So what was all that 'are you with me' business about then?
Are you not therefore 'in the process of answering'?
There I was, waiting with bated breath...

It's a weird little parallel universe indeed that you inhabit where you tell me you are in the process of answering and then when you realise you have run out of answers you tell me you will not 'pander' to my 'need for answers', as if I am the one with the problem here.

LOL at the revelation that you you have a 4 yo and a 6 yo yet you were telling me upthread all about your poor opinion of my tried and tested parenting approach to five DCs now aged 13, 16, 19, 21 and 24. I sincerely hope your children have more sense than you do.

MrsRuffdiamond · 17/08/2014 23:02

daddycool I think I would be getting all sorts of agencies involved if my 11 yr old came and told me they had friends who were smoking pot.

I do think your attitude towards drugs is inevitably coloured by the fact that your children are the ages they are. Like all of us do, you are imagining what your response might be to an entirely hypothetical situation from the safe position of knowing you're not going to be confronted by the reality any time soon.

I was just trying to point out that children these days are more drug-aware (for better or worse) at a younger age than ever they used to be, and the reality is that teenagers are probably more far more savvy about drug culture than you or I ever were, no matter how 'down with the kids' you think you are.

It is frightening how little input parents have in the secret life of teens. By the time they are old enough for you to start worrying about what's going on at parties and gatherings, they will already have perfected the withering look elicited by any attempt to warn about the dangers of drugs.

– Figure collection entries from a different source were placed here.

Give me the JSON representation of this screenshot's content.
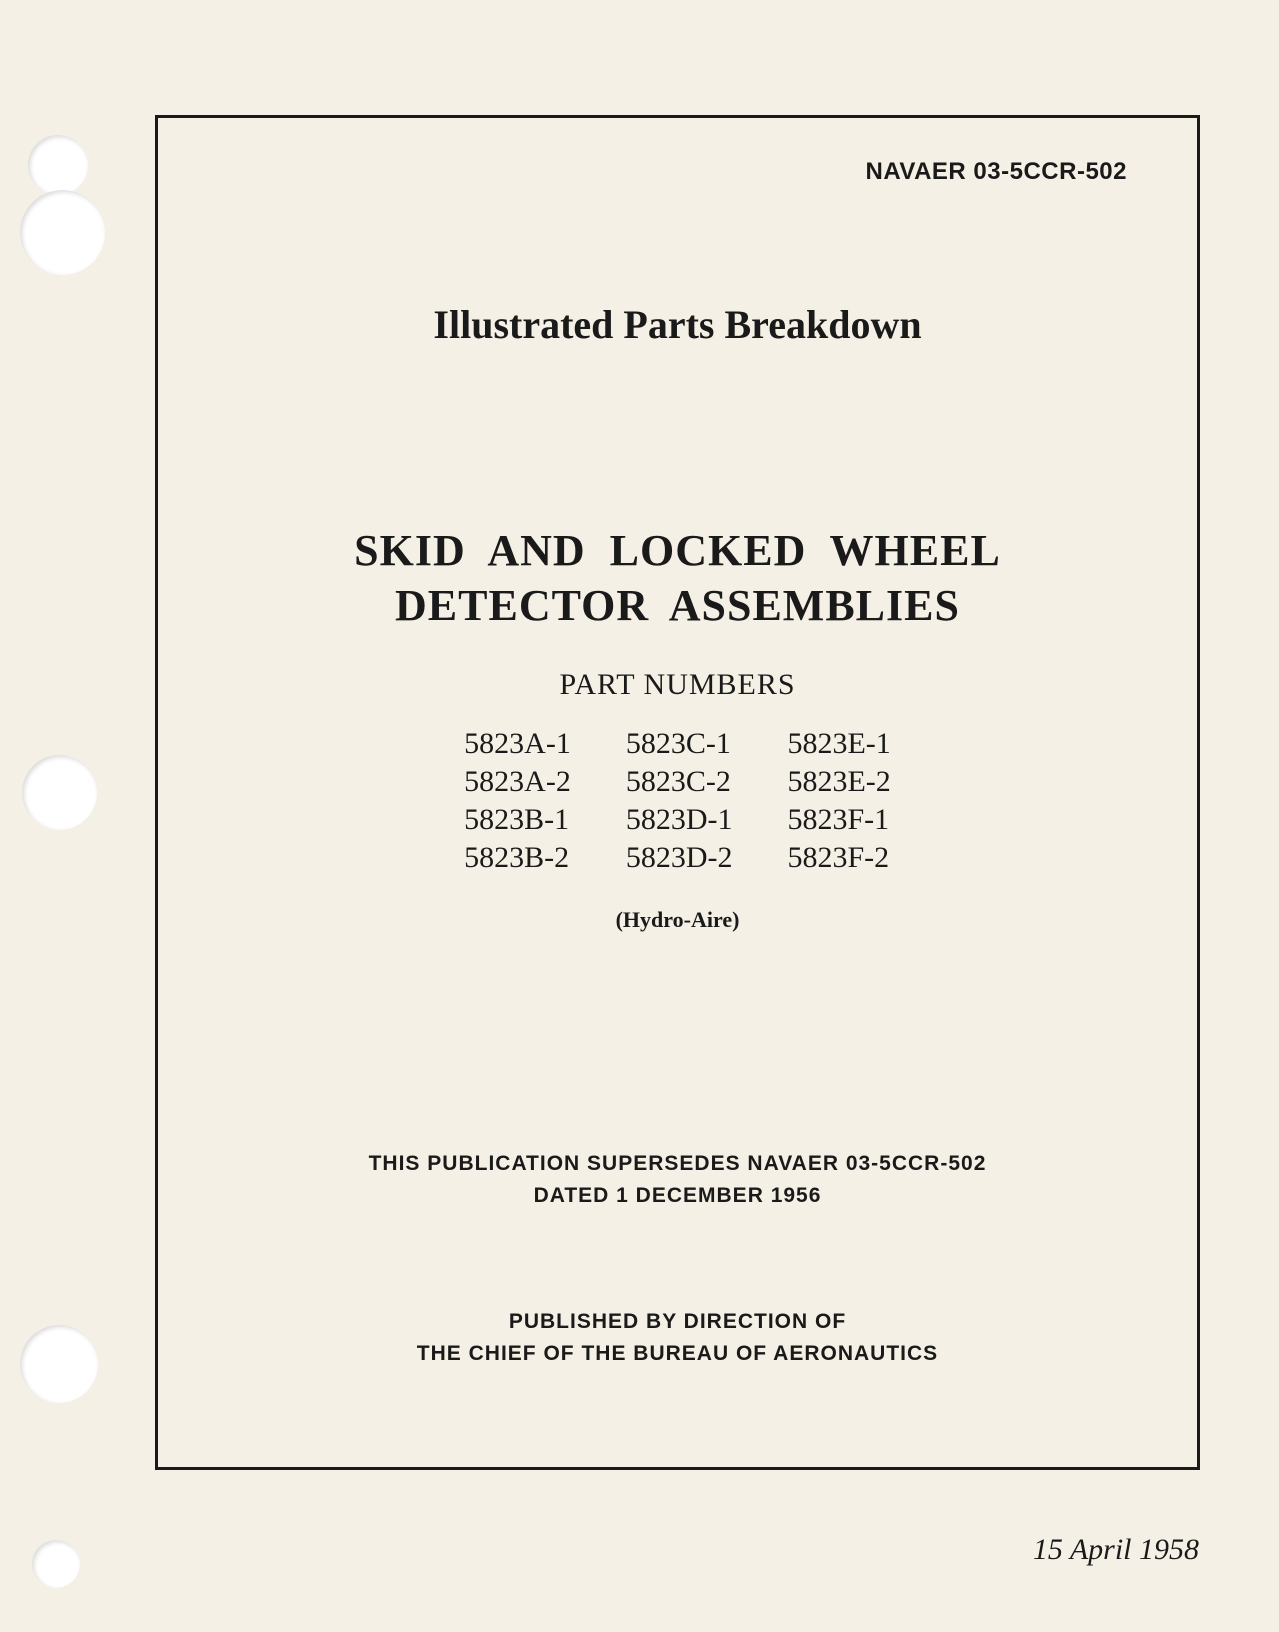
{
  "document": {
    "doc_number": "NAVAER 03-5CCR-502",
    "section_title": "Illustrated Parts Breakdown",
    "main_title_line1": "SKID AND LOCKED WHEEL",
    "main_title_line2": "DETECTOR ASSEMBLIES",
    "part_numbers_label": "PART NUMBERS",
    "part_numbers": {
      "col1": [
        "5823A-1",
        "5823A-2",
        "5823B-1",
        "5823B-2"
      ],
      "col2": [
        "5823C-1",
        "5823C-2",
        "5823D-1",
        "5823D-2"
      ],
      "col3": [
        "5823E-1",
        "5823E-2",
        "5823F-1",
        "5823F-2"
      ]
    },
    "manufacturer": "(Hydro-Aire)",
    "supersedes_line1": "THIS PUBLICATION SUPERSEDES NAVAER 03-5CCR-502",
    "supersedes_line2": "DATED 1 DECEMBER 1956",
    "published_line1": "PUBLISHED BY DIRECTION OF",
    "published_line2": "THE CHIEF OF THE BUREAU OF AERONAUTICS",
    "date": "15 April 1958"
  },
  "colors": {
    "page_background": "#f5f0e5",
    "text": "#1a1a1a",
    "border": "#1a1a1a",
    "hole": "#ffffff"
  }
}
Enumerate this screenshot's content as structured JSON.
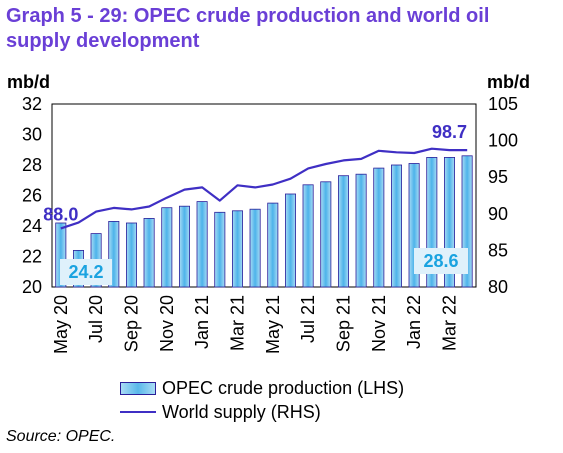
{
  "title": "Graph 5 - 29: OPEC crude production and world oil supply development",
  "source": "Source: OPEC.",
  "colors": {
    "title": "#6a3fd6",
    "bars": "#5ab8ea",
    "bar_edge": "#2a1f99",
    "line": "#3f2fc4",
    "annotation_box": "#dff1fb",
    "annotation_text": "#1aa3e0"
  },
  "chart_data": {
    "type": "bar+line",
    "left_axis_label": "mb/d",
    "right_axis_label": "mb/d",
    "ylim_left": [
      20,
      32
    ],
    "ylim_right": [
      80,
      105
    ],
    "yticks_left": [
      20,
      22,
      24,
      26,
      28,
      30,
      32
    ],
    "yticks_right": [
      80,
      85,
      90,
      95,
      100,
      105
    ],
    "categories": [
      "May 20",
      "Jun 20",
      "Jul 20",
      "Aug 20",
      "Sep 20",
      "Oct 20",
      "Nov 20",
      "Dec 20",
      "Jan 21",
      "Feb 21",
      "Mar 21",
      "Apr 21",
      "May 21",
      "Jun 21",
      "Jul 21",
      "Aug 21",
      "Sep 21",
      "Oct 21",
      "Nov 21",
      "Dec 21",
      "Jan 22",
      "Feb 22",
      "Mar 22",
      "Apr 22"
    ],
    "xtick_labels": [
      "May 20",
      "Jul 20",
      "Sep 20",
      "Nov 20",
      "Jan 21",
      "Mar 21",
      "May 21",
      "Jul 21",
      "Sep 21",
      "Nov 21",
      "Jan 22",
      "Mar 22"
    ],
    "series": [
      {
        "name": "OPEC crude production (LHS)",
        "type": "bar",
        "axis": "left",
        "values": [
          24.2,
          22.4,
          23.5,
          24.3,
          24.2,
          24.5,
          25.2,
          25.3,
          25.6,
          24.9,
          25.0,
          25.1,
          25.5,
          26.1,
          26.7,
          26.9,
          27.3,
          27.4,
          27.8,
          28.0,
          28.1,
          28.5,
          28.5,
          28.6
        ]
      },
      {
        "name": "World supply (RHS)",
        "type": "line",
        "axis": "right",
        "values": [
          88.0,
          88.8,
          90.3,
          90.8,
          90.6,
          91.0,
          92.2,
          93.3,
          93.6,
          91.8,
          93.9,
          93.6,
          94.0,
          94.8,
          96.2,
          96.8,
          97.3,
          97.5,
          98.6,
          98.4,
          98.3,
          98.9,
          98.7,
          98.7
        ]
      }
    ],
    "annotations": [
      {
        "text": "88.0",
        "series": "World supply (RHS)",
        "index": 0
      },
      {
        "text": "24.2",
        "series": "OPEC crude production (LHS)",
        "index": 0,
        "boxed": true
      },
      {
        "text": "98.7",
        "series": "World supply (RHS)",
        "index": 22
      },
      {
        "text": "28.6",
        "series": "OPEC crude production (LHS)",
        "index": 23,
        "boxed": true
      }
    ]
  }
}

They will already know it all, and think themselves invincible, as we all do at that age.

It's just that although you feel confident about your own neatly structured and self-contained drug use, like I am about my limited social drinking, I reckon that where your children are concerned, when they reach the age when exposure to drink and drugs is routine, you will feel as uneasy about it as I do.

FacebookWillEatItself · 17/08/2014 23:09

Not sure what you want us to say really OP. Confused

You sound like one of those parents who smokes but goes through the roof when they find their child smoking, because you can't practice what you preach

She is embarrassed/disgusted/disappointed by you, or perhaps she's just confused and hurt by blatant hypocacy and mixed messages. Either way she is letting you know she refuses to be dictated to about what is and is not a sensible way to behave by people who are hypocrites.

Sounds fair enough to me.

Hakluyt · 17/08/2014 23:12

Why am I imagining daddydaddycool in one of those hats that Pete Dochety wears and Converse, even though he's 45 and an accountant?